A robust framework for characterising diffusion metrics of peripheral nerves: exploiting state of the art tracking methodsĀ 

Arkiev D'Souza1, Chenyu Wang1,2, Sicong Tu1,2, Dominic Soligo3, Matthew Kiernan1,2,4, Michael Barnett1,4, and Fernando Calamante1,5,6
1Brain and Mind Centre, The University of Sydney, Sydney, Australia, 2Central Clinical School, The University of Sydney, Sydney, Australia, 3I-MED Radiology Network, Camperdown, Australia, 4Department of Neurology, Royal Prince Alfred Hospital, Camperdown, Australia, 5School of Biomedical Engineering, The University of Sydney, Sydney, Australia, 6Sydney Imaging, The University of Sydney, Sydney, Australia

Diffusion MRI has previously been used to quantify peripheral nerves; however, traditional post-processing techniques have several limitations.
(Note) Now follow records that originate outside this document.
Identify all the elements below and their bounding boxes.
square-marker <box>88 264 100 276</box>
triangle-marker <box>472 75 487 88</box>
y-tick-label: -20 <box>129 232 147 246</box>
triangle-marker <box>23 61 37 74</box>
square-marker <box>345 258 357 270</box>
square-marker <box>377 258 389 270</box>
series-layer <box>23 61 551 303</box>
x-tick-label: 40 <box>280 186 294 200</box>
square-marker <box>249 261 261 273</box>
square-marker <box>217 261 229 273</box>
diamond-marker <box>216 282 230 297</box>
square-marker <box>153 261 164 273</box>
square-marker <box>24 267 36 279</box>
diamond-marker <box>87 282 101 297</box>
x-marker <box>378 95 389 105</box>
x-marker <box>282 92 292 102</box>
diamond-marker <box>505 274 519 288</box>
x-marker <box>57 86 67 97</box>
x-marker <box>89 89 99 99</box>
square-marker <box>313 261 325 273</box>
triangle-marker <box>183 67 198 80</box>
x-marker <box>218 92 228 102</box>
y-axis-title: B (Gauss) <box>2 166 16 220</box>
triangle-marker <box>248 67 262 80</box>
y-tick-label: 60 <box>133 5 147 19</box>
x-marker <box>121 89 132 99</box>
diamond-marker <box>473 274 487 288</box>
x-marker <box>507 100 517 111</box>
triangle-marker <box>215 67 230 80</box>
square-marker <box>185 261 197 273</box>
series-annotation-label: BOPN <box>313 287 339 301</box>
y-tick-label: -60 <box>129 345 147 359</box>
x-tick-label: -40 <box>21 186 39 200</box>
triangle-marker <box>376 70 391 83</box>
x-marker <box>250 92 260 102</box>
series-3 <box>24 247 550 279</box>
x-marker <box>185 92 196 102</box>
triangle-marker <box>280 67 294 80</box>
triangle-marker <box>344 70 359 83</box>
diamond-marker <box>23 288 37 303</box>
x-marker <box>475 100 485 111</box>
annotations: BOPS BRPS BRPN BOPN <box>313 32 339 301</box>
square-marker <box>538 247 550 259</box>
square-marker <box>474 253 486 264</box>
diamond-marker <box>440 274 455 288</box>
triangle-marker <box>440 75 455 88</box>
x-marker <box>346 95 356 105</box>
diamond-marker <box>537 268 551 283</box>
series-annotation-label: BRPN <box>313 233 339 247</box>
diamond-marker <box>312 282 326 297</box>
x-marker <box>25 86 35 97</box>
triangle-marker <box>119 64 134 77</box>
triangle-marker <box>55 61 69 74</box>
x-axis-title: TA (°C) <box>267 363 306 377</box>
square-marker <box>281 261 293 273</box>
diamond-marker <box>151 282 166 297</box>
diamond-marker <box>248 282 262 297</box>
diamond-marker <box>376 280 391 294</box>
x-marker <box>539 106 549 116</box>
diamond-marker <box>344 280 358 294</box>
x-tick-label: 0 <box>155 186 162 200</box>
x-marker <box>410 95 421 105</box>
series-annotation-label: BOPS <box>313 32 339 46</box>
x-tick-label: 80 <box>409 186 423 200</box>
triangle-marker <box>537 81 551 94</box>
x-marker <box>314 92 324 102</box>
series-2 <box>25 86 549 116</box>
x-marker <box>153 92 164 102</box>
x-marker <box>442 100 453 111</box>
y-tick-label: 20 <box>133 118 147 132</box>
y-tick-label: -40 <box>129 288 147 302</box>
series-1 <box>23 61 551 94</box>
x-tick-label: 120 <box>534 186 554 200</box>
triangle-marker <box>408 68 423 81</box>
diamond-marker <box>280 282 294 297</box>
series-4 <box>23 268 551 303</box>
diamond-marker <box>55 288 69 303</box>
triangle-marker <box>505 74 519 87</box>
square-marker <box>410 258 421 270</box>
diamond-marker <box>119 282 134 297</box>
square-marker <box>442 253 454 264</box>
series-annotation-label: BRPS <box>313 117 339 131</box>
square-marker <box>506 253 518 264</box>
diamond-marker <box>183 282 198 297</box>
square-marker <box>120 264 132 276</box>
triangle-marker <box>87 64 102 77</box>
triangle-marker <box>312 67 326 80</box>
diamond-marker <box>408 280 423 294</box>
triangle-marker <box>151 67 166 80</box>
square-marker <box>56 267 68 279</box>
Here, we demonstrate the feasibility of using state-of-the-art diffusion analysis tools to reconstruct and quantify the ulnar nerve of the forearm. Constrained-spherical deconvolution was combined with probabilistic fibre-tracking to compute several track-weighted measurements in the ulnar nerve. The results suggest that a sample size of 22 would be sufficient to detect a 10% difference in any of the measured track-weighted metrics, and a sample size of 20 would be large enough to detect within-subject differences as small as 3%.